I am interested in a broad variety of astrophysical phenomena, especially transient ones (...explosions!). Over the years, I have studied different objects including active galactic nuclei and supernovae, but I have mostly focused my attention on interacting binary stars that host a massive white dwarf.
This is a link to my professional articles
If you are not an astrophysicist (or not yet!), I will describe here the topics of my work in a few words. White dwarfs are "dead stars", the end product of the evolution of most stars (those with mass lower than approximately 8 solar masses). They are cores of stars that have undergone a series of nuclear burnings. Unable to ignite new burnings, they lose the outer layers, often in the wind of a "planetary nebula". Most white dwarfs are composed of carbon and oxygen, although also white dwarfs composed of helium, and more rarely of oxygen and neon, exist. The more massive a white dwarf is, the more compact and dense it is. This is because in a white dwarf there are no "atoms", but only ions, and electrons move freely like in a metal. It is a condition of matter, called "electron degenerate", that makes white dwarfs very dense, close to the solar mass, but with radii of only tens of thousands of km (by comparison, the Sun radius is almost 700,000 km). They cool, still emitting light as they become colder, and "crystallize".

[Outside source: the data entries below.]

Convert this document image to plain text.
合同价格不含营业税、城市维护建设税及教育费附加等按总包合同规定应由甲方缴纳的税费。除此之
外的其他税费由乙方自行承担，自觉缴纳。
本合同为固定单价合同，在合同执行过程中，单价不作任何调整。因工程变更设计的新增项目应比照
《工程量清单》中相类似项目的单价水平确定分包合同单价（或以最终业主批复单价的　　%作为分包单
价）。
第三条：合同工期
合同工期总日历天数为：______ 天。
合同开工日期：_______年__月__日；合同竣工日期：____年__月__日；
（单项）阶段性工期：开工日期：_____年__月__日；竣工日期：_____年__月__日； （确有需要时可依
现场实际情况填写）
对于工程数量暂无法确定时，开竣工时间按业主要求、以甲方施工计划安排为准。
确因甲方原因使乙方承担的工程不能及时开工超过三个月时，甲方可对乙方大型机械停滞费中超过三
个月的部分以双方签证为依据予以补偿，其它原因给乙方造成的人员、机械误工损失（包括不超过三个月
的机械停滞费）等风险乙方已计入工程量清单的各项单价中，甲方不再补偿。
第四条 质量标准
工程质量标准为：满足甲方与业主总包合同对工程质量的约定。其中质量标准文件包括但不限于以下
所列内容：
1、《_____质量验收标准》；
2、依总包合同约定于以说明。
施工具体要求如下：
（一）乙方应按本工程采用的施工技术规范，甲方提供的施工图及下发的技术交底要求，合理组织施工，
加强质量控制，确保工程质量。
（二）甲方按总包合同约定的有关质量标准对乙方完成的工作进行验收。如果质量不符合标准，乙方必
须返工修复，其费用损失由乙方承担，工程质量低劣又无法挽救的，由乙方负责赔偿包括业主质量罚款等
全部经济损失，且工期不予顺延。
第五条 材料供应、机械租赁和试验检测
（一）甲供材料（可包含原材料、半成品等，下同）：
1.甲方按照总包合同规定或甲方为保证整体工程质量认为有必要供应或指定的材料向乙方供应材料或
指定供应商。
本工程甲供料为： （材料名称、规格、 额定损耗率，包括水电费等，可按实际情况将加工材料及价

While a total explosion of a white dwarf (a thermonuclear supernova) is rare, thermonuclear burning of hydrogen in a shell at the bottom of the accreted envelope leads to the more common nova phenomenon, the type of explosion that I most often study. These outbursts are due to the "CNO cycle", which easily becomes explosive, inflating the accreted envelope and later giving rise to a superwind at velocity of thousands km/s, enriching the interstellar medium of several elements and isotopes. In these binaries, there are also smaller flares - often due to instabilities of an accretion disk that forms from the material spiralling onto the white dwarf.

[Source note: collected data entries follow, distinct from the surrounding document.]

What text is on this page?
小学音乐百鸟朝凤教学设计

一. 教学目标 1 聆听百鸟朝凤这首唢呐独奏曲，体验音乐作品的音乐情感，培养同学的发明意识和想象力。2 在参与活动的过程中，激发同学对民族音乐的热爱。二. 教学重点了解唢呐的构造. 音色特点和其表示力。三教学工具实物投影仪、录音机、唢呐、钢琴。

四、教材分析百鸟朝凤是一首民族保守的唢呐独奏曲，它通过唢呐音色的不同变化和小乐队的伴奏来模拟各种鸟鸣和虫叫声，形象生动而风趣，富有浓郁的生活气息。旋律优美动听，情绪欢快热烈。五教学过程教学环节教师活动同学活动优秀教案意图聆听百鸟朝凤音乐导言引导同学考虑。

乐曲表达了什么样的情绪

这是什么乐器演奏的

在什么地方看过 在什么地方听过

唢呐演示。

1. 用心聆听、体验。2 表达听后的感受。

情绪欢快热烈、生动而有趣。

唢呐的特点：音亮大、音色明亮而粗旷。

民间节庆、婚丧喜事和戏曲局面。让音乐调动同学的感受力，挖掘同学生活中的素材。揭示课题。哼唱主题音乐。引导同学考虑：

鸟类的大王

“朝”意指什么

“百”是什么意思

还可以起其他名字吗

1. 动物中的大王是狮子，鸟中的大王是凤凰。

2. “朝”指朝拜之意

This spectacular image is of a symbiotic star at "only" ~260 pc (~850 light years). Symbiotics are wide binaries with one white dwarf components, that begin interacting when the secondary has expanded into a red giant. We are not sure whether this structure (imaged in darker colors by the Hubble Space telescope, in whitish color with Chandra) was formed by a "proper" nova explosion, but we do know that the white dwarf often ejects some of the accreted material in jets-like polar outflows. See , among others, ui.adsabs.harvard.edu/abs/2018A%26A...612A..77M/abstract
Usually, white dwarfs can only innescate nuclear reactions in their interior in a "pycnonuclear" regime that is only dependent on the density of the matter, not its temperature. A type Ia, or "thermonuclear" supernova is triggered by burning of carbon 12, which occurs at such high density, that it is very, very close to the "Chandrasekhar" limit at which a white dwarf can only collapse into an even denser form of matter, called a neutron star (the radius then is of only few km!). We think that this type of supernova happens only if there is unusually high mass accretion from a companion, or two white dwarfs merge. However, there are also investigations to examine how this may happen without involving two stars, for example ui.adsabs.harvard.edu/abs/2015MNRAS.448.2100C/abstract
See Media- INAF on Kepler's supernova remnant
This is what we observe in X-rays today in the exact position in the sky of the supernova observed by Johannes Kepler in 1604!
In my work, I utilize a variety of X-ray telescopes in space.Two of the prominent ones are the Chandra X-ray observatory of NASA and, pictured here on the left, the XMM-Newton one of ESA with NASA collaboration. Such telescopes explore "the hot and extreme universe".